Bank of Japan board member Ryuzo Miyao said on Tuesday it was vital to keep long- and short-term interest rates stable.
Also on Tuesday, European Central Bank Executive Board member Peter Praet said the bank could still cut interest rates further if needed, a day after ECB Executive Board member Joerg Asmussen said the loose policy would stay as long as necessary.
Lee Hardman, currency economist at Bank of Tokyo Mitsubishi, expects the dollar to touch 105 yen in 6 months and 109 yen in 12 months and sees any dips in the dollar towards the 100 yen level as an opportunity to buy the pair.
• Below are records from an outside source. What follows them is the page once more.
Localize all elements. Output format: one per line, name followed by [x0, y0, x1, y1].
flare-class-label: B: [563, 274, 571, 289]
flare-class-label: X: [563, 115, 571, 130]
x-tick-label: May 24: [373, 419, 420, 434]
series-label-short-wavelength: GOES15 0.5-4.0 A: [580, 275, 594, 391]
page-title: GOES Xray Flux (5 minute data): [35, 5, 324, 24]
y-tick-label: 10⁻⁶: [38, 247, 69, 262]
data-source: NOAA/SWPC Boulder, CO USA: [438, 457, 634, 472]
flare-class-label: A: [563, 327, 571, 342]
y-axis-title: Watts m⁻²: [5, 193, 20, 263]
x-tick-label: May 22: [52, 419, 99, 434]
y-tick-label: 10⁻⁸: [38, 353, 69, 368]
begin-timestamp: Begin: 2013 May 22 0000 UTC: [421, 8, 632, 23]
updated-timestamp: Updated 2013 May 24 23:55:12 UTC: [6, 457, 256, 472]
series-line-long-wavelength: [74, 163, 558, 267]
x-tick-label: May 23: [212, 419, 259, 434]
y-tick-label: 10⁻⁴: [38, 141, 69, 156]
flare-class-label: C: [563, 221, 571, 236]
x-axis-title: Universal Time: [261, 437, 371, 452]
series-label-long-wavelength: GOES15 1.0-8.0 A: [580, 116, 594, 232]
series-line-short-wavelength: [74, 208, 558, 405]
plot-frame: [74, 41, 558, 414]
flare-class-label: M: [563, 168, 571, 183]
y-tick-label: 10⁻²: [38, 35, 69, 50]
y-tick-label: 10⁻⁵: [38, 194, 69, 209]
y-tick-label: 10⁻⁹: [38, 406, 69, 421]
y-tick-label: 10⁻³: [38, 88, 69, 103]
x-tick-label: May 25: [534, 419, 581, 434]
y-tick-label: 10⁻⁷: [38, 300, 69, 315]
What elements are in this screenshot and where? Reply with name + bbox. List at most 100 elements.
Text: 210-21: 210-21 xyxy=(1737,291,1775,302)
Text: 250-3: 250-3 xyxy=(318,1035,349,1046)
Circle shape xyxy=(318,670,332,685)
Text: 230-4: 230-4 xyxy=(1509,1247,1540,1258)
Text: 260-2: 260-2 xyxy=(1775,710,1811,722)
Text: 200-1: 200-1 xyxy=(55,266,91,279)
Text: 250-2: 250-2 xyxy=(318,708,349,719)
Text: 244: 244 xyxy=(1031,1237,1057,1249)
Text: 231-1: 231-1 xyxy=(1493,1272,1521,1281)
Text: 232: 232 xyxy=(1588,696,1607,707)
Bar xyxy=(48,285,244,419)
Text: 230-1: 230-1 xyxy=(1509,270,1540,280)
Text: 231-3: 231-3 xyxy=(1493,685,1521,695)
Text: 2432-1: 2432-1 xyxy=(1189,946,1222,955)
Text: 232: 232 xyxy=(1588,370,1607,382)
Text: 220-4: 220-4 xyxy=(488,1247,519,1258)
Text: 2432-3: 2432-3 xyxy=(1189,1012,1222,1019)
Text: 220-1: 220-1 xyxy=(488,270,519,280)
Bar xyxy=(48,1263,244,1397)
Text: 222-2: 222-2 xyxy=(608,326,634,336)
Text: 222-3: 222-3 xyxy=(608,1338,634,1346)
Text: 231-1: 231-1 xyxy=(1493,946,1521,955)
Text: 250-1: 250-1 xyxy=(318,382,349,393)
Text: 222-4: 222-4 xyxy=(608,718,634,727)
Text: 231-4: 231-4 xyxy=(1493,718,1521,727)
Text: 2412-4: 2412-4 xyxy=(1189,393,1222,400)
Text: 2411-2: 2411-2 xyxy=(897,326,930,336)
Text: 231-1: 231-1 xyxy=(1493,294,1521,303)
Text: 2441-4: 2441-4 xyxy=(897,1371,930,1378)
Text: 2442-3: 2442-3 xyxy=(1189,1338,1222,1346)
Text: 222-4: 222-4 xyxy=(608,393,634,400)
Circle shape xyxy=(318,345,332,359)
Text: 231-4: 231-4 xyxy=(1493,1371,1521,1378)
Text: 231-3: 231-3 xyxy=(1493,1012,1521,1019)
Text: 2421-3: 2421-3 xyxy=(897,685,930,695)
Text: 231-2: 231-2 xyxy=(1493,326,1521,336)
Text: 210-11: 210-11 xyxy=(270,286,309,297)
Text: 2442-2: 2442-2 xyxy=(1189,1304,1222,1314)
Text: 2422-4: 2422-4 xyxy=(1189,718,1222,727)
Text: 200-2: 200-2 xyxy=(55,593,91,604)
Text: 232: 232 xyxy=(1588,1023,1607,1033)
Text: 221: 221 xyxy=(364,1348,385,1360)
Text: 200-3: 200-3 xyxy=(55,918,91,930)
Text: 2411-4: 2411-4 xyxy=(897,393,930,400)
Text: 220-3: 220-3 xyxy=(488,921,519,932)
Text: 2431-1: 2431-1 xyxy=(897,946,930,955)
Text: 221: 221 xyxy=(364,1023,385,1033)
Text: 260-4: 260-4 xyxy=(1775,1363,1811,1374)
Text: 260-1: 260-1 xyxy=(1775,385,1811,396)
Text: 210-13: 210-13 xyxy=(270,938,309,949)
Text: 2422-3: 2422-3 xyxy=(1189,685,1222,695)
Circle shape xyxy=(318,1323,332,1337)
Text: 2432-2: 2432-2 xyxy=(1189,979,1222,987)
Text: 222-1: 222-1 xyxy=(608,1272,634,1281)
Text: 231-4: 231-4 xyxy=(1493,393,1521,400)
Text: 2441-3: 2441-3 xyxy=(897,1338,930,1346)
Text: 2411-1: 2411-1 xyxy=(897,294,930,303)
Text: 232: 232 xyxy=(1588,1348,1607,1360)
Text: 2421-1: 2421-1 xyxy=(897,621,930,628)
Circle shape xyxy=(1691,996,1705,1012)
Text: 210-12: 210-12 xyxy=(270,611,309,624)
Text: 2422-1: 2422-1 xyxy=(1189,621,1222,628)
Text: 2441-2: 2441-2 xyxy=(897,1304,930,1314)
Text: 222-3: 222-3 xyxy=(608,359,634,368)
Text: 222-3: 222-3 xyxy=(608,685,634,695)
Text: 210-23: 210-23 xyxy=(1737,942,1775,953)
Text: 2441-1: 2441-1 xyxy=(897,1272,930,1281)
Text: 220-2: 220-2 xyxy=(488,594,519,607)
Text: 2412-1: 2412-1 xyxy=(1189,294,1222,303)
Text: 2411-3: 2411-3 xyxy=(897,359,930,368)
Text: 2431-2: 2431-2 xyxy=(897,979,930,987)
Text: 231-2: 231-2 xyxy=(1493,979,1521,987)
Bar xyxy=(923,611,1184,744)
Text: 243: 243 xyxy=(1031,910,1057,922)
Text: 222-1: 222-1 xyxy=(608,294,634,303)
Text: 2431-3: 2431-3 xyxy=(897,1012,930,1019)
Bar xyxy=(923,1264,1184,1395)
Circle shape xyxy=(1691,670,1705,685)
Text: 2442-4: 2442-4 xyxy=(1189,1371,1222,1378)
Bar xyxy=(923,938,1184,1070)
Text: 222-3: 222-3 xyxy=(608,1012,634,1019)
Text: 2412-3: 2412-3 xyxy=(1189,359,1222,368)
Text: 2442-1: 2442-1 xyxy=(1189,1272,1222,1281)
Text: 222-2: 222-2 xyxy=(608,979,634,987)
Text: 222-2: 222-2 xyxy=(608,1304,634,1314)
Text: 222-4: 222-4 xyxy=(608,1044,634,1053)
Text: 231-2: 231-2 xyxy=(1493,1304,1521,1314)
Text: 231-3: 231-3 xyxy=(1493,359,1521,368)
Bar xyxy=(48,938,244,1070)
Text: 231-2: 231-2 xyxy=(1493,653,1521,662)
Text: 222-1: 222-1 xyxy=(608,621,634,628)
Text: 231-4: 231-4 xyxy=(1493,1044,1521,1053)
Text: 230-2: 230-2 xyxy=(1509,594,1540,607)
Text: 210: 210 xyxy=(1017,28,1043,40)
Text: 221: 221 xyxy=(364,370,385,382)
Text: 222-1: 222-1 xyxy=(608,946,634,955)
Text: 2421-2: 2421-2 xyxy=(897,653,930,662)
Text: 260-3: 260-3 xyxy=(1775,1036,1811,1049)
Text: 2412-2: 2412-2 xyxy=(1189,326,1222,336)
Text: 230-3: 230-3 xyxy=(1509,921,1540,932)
"The recent strengthening of the yen has been fairly modest and we think this is more corrective in nature than a major change in trend... the underlying trend is further yen weakness," he said.
The euro rose 1.1 percent to 131.83 yen, pulling away from Thursday's trough of 129.94 yen, according to Reuters data.
Against the dollar, the euro dipped 0.1 percent to $1.2912, paring losses after an Italian bond auction saw its debt costs slip to their lowest level since the euro came into existence in 1999.
The euro has been trading in the $1.28-$1.32 range over the last few months, but analysts expect it to slip lower on contrasting expectations for monetary policy between the ECB and the Fed.
"The Fed is moving closer to tapering quantitative easing while the ECB is likely to ease monetary policy further in the coming months, that should weigh modestly on euro/dollar," Hardman said.
The safe-haven Swiss franc fell, with the dollar up 0.6 percent at 0.9691 franc and the euro up 0.5 percent at 1.2516 francs.
Currencies such as the yen and the Swiss franc, which rose sharply last week after a recent sell-off in stock markets, typically gain in times of financial uncertainty.